Август был всего на два года старше Петра — ничтожная разница. Курфюршество своё он получил поеле смерти старшего брата, а польскую корону — после смерти короля Яна Собеского, а потому ещё не успел полностью войти во вкус — ведь всё это было так недавно. А потому тратил деньги Саксонии и Польши без удержу. Сильный-то он был сильный, но не на поле брани — здесь о нём можно было сказать: слабый.
А ещё, как выяснилось, Август был майский, как и Пётр, и это обстоятельство тоже влекло. Пётр предвидел, что они сойдутся. Так оно и оказалось.
«Господи, какое захолустье он выбрал», — думал Пётр, когда он въехал в эту самую Раву отчего-то Русскую. Будто бы она основана в XV веке. Но почему выбрали это место? Речка Равка маловодна, один из притоков Вислы. Захудалый замок, такой же костёл, синагога...
Как только кортеж въехал в Раву, откуда-то донёсся звон колоколов, в небо взлетели шутихи. А вот королевские рыцари на конях в стальных кольчугах. Герольды в красных камзолах, трубачи в кирасах. Всё это гомонит, за шумом ничего не слышно, а ведь эти самые герольды во главе с рыцарем на белом коне с плюмажем что-то произносят.
Пётр вылез из кареты. Он был в простом камзоле с позументом, в стоптанных башмаках ещё голландской выделки. Навстречу... Да, это, несомненно, сам король, все описания сходятся. Почти квадратный, высокий, румяный, с ямочками на щеках, которые углубила улыбка. Он шёл к Петру, сияя, с разведёнными руками, готовый к братским объятиям.
Нет, Пётр не уклонился, тоже раскрыл объятия, тоже широко улыбался.
Они сошлись — долговязый Пётр был выше Августа. И заключили друг друга в объятия. Да, с первого разу. А чего им чиниться?! Они оба стоят равно широко и высоко, они оба правят не какими-нибудь захудалыми герцогствами, а могучими державами. Правда, одной ещё предстоит утвердиться в этом звании, а уж Польша...
Последний её король Ян сильно её возвысил в глазах всех христианских народов. Турки дрожали перед его именем. Теперь их союзу — союзу Августа и Петра, союзу Польши и России — предстоит эту славу утвердить.
Подоспел Шафиров и стал переводить приветственную речь Августа. Пётр слушал вполуха, глаза его были расширены, он впитывал в себя Августа, всё более проникаясь им.
«Да, этот должен нравиться женщинам, какая из них может устоять перед этой мощью, статью, силой! — так думал он, отвечая невпопад на вопросы короля. — Всем взял! Всем!»
Потом он шёл за ним в толпе придворных, дивясь их пышным нарядам, блеску переливавшихся на столбах стеклянных шаров, громадным люстрам, мерцавшим десятками свечей. Воздух был напоен какими-то непривычными ароматами, сквозь которые отчётливо пробивался запах чеснока.
Пиршественный стол был необъятен. Его венчал целиком зажаренный кабан, как потом объяснили, трофей августейшей охоты.
А над столом сияли петровский вензель и буквы, складывавшиеся в слова: «Виват, Петрус Магнус!» Он был впервые назван великим, и это показалось ему предзнаменованием.
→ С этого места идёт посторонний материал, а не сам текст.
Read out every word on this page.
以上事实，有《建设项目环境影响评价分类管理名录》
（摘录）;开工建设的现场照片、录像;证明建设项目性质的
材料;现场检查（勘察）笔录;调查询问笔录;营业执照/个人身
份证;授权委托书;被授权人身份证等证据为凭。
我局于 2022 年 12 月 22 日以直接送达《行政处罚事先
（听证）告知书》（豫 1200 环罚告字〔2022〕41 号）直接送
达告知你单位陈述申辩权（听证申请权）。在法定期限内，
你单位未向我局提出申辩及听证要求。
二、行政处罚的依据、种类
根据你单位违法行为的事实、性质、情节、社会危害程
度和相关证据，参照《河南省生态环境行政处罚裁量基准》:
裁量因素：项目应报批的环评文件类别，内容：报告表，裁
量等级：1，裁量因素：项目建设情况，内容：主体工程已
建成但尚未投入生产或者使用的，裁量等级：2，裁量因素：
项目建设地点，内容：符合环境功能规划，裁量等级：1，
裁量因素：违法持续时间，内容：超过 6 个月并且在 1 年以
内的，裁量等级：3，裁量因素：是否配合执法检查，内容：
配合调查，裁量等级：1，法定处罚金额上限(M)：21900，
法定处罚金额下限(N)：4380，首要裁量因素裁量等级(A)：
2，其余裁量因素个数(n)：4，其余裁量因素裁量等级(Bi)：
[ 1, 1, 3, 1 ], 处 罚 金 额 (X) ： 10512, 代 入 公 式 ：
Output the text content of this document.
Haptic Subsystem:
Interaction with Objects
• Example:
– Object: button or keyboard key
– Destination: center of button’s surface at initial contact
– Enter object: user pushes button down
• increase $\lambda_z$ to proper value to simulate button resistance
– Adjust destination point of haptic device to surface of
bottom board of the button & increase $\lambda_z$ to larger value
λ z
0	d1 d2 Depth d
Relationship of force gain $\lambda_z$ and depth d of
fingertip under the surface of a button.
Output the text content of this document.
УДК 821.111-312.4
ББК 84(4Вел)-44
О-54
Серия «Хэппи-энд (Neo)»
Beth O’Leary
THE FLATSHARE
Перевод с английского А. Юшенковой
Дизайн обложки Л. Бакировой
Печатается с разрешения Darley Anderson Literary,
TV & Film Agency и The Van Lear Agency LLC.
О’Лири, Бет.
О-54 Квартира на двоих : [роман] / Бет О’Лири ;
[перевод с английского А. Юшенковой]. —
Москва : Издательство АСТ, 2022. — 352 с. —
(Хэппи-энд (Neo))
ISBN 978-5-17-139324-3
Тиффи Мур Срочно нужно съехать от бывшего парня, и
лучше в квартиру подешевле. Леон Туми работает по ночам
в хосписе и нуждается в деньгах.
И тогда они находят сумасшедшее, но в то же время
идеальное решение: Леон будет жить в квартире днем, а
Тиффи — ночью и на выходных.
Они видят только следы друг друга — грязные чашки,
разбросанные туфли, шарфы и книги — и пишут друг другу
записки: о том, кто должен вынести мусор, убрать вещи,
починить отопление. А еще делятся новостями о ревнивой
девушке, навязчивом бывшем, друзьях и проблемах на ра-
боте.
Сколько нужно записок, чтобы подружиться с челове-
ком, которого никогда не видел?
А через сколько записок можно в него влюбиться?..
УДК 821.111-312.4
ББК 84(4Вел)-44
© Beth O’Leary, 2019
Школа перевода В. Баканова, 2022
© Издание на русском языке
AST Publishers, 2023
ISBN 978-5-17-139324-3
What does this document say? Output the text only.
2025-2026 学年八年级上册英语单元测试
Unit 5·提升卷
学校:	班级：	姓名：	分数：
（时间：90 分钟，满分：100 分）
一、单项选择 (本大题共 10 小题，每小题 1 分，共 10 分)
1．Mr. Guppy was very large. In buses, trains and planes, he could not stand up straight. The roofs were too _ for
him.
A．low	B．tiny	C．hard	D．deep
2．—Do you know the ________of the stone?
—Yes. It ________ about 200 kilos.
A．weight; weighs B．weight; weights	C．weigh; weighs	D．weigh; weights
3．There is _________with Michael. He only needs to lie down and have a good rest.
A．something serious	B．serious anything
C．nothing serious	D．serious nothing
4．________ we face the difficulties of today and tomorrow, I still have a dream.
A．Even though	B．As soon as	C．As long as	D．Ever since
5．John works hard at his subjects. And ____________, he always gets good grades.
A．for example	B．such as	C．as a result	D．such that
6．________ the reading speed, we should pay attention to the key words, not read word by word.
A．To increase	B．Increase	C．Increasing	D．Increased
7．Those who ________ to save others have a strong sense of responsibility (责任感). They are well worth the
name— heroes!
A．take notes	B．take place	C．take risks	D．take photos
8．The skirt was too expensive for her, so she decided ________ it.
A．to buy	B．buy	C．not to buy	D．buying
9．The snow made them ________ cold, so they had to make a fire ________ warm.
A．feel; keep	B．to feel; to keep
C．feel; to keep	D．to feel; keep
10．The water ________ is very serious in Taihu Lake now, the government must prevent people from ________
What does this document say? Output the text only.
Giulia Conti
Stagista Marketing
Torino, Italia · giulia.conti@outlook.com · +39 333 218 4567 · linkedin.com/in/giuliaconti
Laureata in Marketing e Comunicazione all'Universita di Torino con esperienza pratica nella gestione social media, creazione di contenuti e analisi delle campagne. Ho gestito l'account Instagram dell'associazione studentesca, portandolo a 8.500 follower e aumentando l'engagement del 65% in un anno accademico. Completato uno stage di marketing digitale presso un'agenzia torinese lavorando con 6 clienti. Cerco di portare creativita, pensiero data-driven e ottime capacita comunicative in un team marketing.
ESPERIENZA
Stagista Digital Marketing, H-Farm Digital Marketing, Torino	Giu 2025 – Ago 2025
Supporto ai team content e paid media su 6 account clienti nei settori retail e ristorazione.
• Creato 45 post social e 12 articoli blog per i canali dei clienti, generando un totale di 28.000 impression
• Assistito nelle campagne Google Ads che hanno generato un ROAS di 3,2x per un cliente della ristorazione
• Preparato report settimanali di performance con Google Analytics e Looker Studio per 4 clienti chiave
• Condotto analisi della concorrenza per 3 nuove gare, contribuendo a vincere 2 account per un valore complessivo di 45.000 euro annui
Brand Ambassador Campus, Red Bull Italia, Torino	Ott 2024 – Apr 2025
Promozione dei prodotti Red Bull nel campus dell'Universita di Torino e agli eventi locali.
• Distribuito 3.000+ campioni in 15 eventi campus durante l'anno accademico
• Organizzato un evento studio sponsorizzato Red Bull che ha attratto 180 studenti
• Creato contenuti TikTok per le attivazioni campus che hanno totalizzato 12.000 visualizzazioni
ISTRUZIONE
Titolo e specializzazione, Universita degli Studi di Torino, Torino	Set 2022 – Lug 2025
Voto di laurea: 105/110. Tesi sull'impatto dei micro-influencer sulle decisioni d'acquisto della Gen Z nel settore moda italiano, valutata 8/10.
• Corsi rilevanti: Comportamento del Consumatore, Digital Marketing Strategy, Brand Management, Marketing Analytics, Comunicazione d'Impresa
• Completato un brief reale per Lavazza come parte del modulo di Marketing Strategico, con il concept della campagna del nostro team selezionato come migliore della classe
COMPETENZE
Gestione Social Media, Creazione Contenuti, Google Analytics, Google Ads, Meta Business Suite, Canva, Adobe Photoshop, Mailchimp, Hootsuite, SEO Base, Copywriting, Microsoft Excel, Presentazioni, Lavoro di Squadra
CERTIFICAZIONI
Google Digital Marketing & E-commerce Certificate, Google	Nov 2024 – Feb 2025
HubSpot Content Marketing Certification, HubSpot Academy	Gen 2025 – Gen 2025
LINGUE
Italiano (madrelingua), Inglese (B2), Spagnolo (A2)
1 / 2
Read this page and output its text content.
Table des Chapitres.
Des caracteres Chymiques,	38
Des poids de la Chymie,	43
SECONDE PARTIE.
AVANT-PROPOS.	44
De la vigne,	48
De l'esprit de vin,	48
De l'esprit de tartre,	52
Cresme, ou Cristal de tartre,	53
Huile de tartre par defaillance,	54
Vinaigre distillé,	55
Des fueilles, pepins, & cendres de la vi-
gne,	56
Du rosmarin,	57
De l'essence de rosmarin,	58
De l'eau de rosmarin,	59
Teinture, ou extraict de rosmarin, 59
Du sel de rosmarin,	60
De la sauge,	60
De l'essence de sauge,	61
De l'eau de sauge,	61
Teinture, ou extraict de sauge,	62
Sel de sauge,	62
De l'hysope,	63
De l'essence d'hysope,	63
Да, влекло его к Августу, и это тяготение не сможет изменить даже его неверность. Впрочем, она проявилась поздней, но и тогда можно было предвидеть в этом чревоугоднике и бонвиване, в этом любителе лёгкой жизни ненадёжного союзника.
Потом они уединились на половине, отведённой Петру. Август выглянул в узкое стрельчатое окно и поманил Петра.
— Вот мой гарем, — хохотнул он.
По небольшому двору, вымощенному каменными плитами, шествовала группа молодых женщин, одна другой пригожей.
— Ты можешь выбрать себе любую для утех, только покажи пальцем. А то и двух сразу. Они у меня выученные.
Ошеломлённый Пётр ткнул пальцем наугад.
— Впрочем, я сам тебе выберу, какую поискусней да поуслужливей. А о серьёзных делах поговорим завтра, после того как ублаготворимся едой и питьём, равно и женщинами.
Спальня была несколько узка и вдобавок высока: под потолком клубился мрак. Пётр этого не любил. Он привык спать в тесных низких помещениях, притом в избах. Он был привязан к дереву какой-то неумолимой тягой. А тут был камень, камень и камень, источавший холод.
Над кроватью свисал тяжёлый балдахин, денщики поместились за дверью на деревянном топчане, где вместо матраца служили охапки свежего сена.
Пир длился до вечера. А когда стемнело, над замком вознёсся фейерверк. Он был какой-то любительский, и Пётр досадовал: дали бы ему, он бы спроворил не такой.
Уже над замком повисла первая звезда, когда Август, тронув Петра за рукав, сказал с улыбкой:
— Ну вот, брат мой Питер, а теперь наступило время любовных утех. Пришла пора показать твою мужскую доблесть. Не мне, нет. Даме, с которой мы уговорились. Она пребывает в нетерпении испытать ласки русского царя.
Но на Петра нашла какая-то робость. Он пробормотал чуть слышно:
— Ты меня подпоил, брат Август, я не в себе.
— А вот как её увидишь, так тотчас придёшь в себя. Притом она, как оказалось, говорит по-русски. Так что тебе будет с ней легко: как скажешь, так она и повернётся. — И Август захохотал, довольный своей шуткой. — О, она чистый огонь. Я на ней немало поездил — норовистая кобылка.
Она вошла плавной походкой, когда Пётр уже улёгся. Денщикам велел явиться под утро и не будить, разве что сам позовёт.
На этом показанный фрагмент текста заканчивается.